Domingo 2 de Pascua (A)
“¡Oh Se￱or!, que yo no sea incrédulo, sino que crea” (Jn. 20 ,27)
Los Apóstoles están reunidos en el Cenáculo y el día de la Resurrección a la tarde, tras haber
confiado a los suyos la misión que había recibido del Padre: “como el Padre me envío, así los
envío yo“. Luego sopló sobre ellos y les da el Espíritu Santo diciéndoles: “a quienes perdonéis
los pecados, les serán perdonados; a quienes se los retuviéreis les serán retenidos”. Todavía
no ha llegado el momento para los apóstoles de otro signo frente a esta Iglesia naciente; pero
Jesús -el mismo día de su resurrección- derrama el Espíritu sobre ellos, dándoles el primer don
de su poder y maravillosamente conjugado con el don de la Cruz: el perdón. El don y la
persona del Espíritu Santo aparece como protagonista en los primeros momentos de la iglesia
primitiva, enviada a predicar el Evangelio, a perdonar los pecados y a bautizar a los que
creyeran. Ya, en la tarde del Jueves, les entregó el misterio de la Eucaristía, que junto al
perdón de los pecados, son sacramentos especialmente pascuales.
La fe seguirá siendo el tema de vital importancia en la vida de la Iglesia, y fijemos la atención
en la escena que sigue. Aquella tarde el Apóstol Tomás estaba ausente y cuando regresa los
Apóstoles le cuentan lo acaecido, pero Tomás no cree: “si no veo y meto mis dedos en el lugar
de sus clavos y mi mano en su costado no creeré” (Jn. 20, 25). Pasada una semana, Jesús
vuelve a aparecerse a los Ap￳stoles y mirando a Tomás le dice “mete acá tus dedos y mira mis
manos y tiende tu mano y métela en mi costado y en adelante no seas incrédulo, sino hombre
de fe” (Ib. 27). Es tanta la ternura del Salvador que, lejos de recriminar a Tomás por su
incredulidad, le mira con amor y se somete a las pruebas que el apóstol exige y Tomás se
quiebra en un gran acto de fe diciendo: ¡Señor mío y Dios mío!
La vida de Cristo y su anuncio encuentra obstáculos para su aceptación en el corazón. El ser
humano cuando no ve, duda y cree sólo en lo que percibe y toca con sus manos, se encierra
en sus sentidos y que vive por lo que perciben y a éstos trata de satisfacer. Llevar el mensaje
de Cristo resucitado no será fácil tarea y ha de requerir de gran paciencia, misericordia y amor
tanto al Evangelio que se predica, cuanto al hombre al que está destinado, que tantas veces
vive en el error o en la ignorancia de la fe.

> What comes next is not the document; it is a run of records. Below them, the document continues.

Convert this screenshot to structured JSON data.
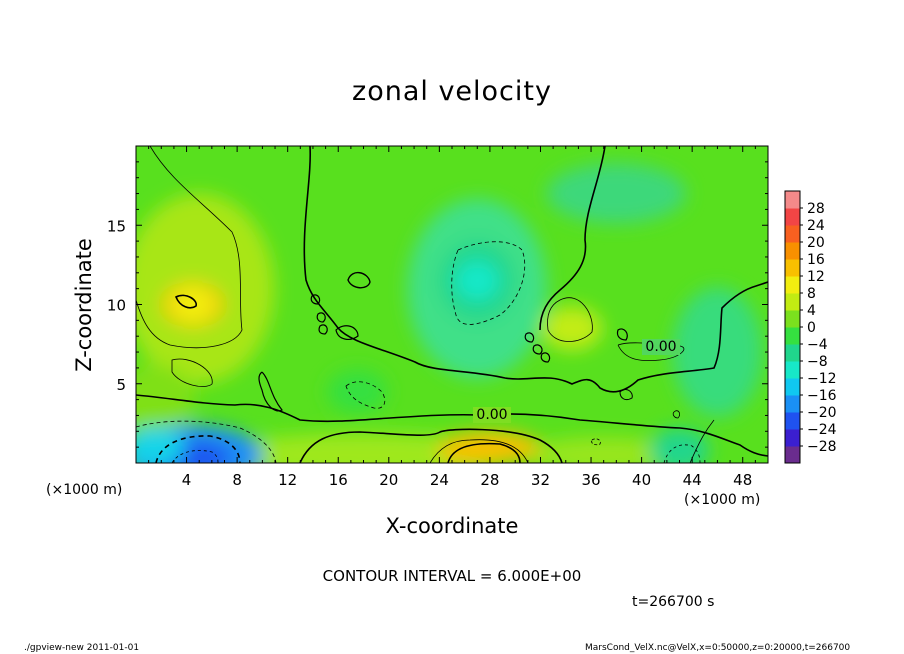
{
  "chart_data": {
    "type": "heatmap",
    "title": "zonal velocity",
    "xlabel": "X-coordinate",
    "ylabel": "Z-coordinate",
    "x_unit_label": "(×1000 m)",
    "xlim": [
      0,
      50
    ],
    "ylim": [
      0,
      20
    ],
    "x_ticks": [
      4,
      8,
      12,
      16,
      20,
      24,
      28,
      32,
      36,
      40,
      44,
      48
    ],
    "y_ticks": [
      5,
      10,
      15
    ],
    "colorbar_ticks": [
      28,
      24,
      20,
      16,
      12,
      8,
      4,
      0,
      -4,
      -8,
      -12,
      -16,
      -20,
      -24,
      -28
    ],
    "colorbar_colors": [
      "#6a2c8e",
      "#3b1fd0",
      "#1f52f0",
      "#1a90f5",
      "#10c8f0",
      "#17e8c8",
      "#20d68c",
      "#35e040",
      "#7be01e",
      "#c2ec12",
      "#f2ee10",
      "#f8c000",
      "#f89000",
      "#f86020",
      "#f24545",
      "#f48a8a"
    ],
    "contour_labels": [
      "0.00",
      "0.00"
    ],
    "features": [
      {
        "x": 4.5,
        "z": 10,
        "value": 12,
        "label": "positive max"
      },
      {
        "x": 4.5,
        "z": 0.5,
        "value": -20,
        "label": "negative min"
      },
      {
        "x": 28,
        "z": 1,
        "value": 14,
        "label": "positive max"
      },
      {
        "x": 27,
        "z": 11.5,
        "value": -8,
        "label": "negative min"
      },
      {
        "x": 17.5,
        "z": 4.5,
        "value": -4,
        "label": "negative min"
      },
      {
        "x": 34.5,
        "z": 8.5,
        "value": 6,
        "label": "positive max"
      },
      {
        "x": 43,
        "z": 0.8,
        "value": -8,
        "label": "negative min"
      }
    ]
  },
  "annotations": {
    "contour_interval": "CONTOUR INTERVAL = 6.000E+00",
    "time": "t=266700 s",
    "footer_left": "./gpview-new   2011-01-01",
    "footer_right": "MarsCond_VelX.nc@VelX,x=0:50000,z=0:20000,t=266700"
  }
}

“Porque me has visto, has creído. ¡Felices los que sin haber visto creerán!” (Ib. 29). Esta es la
bienaventuranza de los creyentes de todos los tiempos, el elogio a los pobres y sencillos de
corazón que buscan más allá de sí mismos y necesitan del consuelo y la fortaleza de Dios. La
fe y sólo la fe en Cristo resucitado sostenía a los creyentes de la iglesia primitiva y los llevaba a
celebrar los sacramentos, a alimentarse de ellos y proclamar que Jesús muerto y resucitado es
el Señor por quien fueron hechas todas las cosas y que con su resurrección las hace nuevas,
las renueva: “Yo hago nuevas todas las cosas” (Ap. 21,5). El otro apoyo de la primera
comunidad es el amor que se profesaban contagiado por el amor de Cristo e infundido en sus
corazones por el Espíritu Santo.
Así tendrá que ser la fe del hombre de hoy. La Iglesia vive de la fe en Cristo resucitado y se
sostiene por la fuerza del amor del Espíritu de Jesús “a quien amáis, sin haberlo visto, en quien
ahora creéis sin verle y os regocijáis con un gozo inefable y glorioso” (1 Pe. 8). La fe en Cristo
y la fuerza del testimonio de los Apóstoles en el amor era lo que mantenía unidos a los
primeros cristianos: “la muchedumbre de los que habían creído tenía un solo corazón y una
sola alma” (Hech. 4,32). Una fe tan fuerte que los llevaba a dejar todo incluso sus propios
bienes, compartirlos y seguir a Jesús. Todos se sentían hermanos en Cristo Jesús. Ojalá esta
Pascua de Resurrección nos una en la fe de tal manera que esa vida nueva que hemos
recibido se multiplique y trasforme no sólo nuestras vidas, sino también la vida de este mundo
de hoy, plasmando el Evangelio de tal modo que los hombres sientan que viven un mundo
renovado en la fe y el amor.
Que la Virgen, Señora de la Esperanza, nos aliente en la fe a Jesucristo el Señor.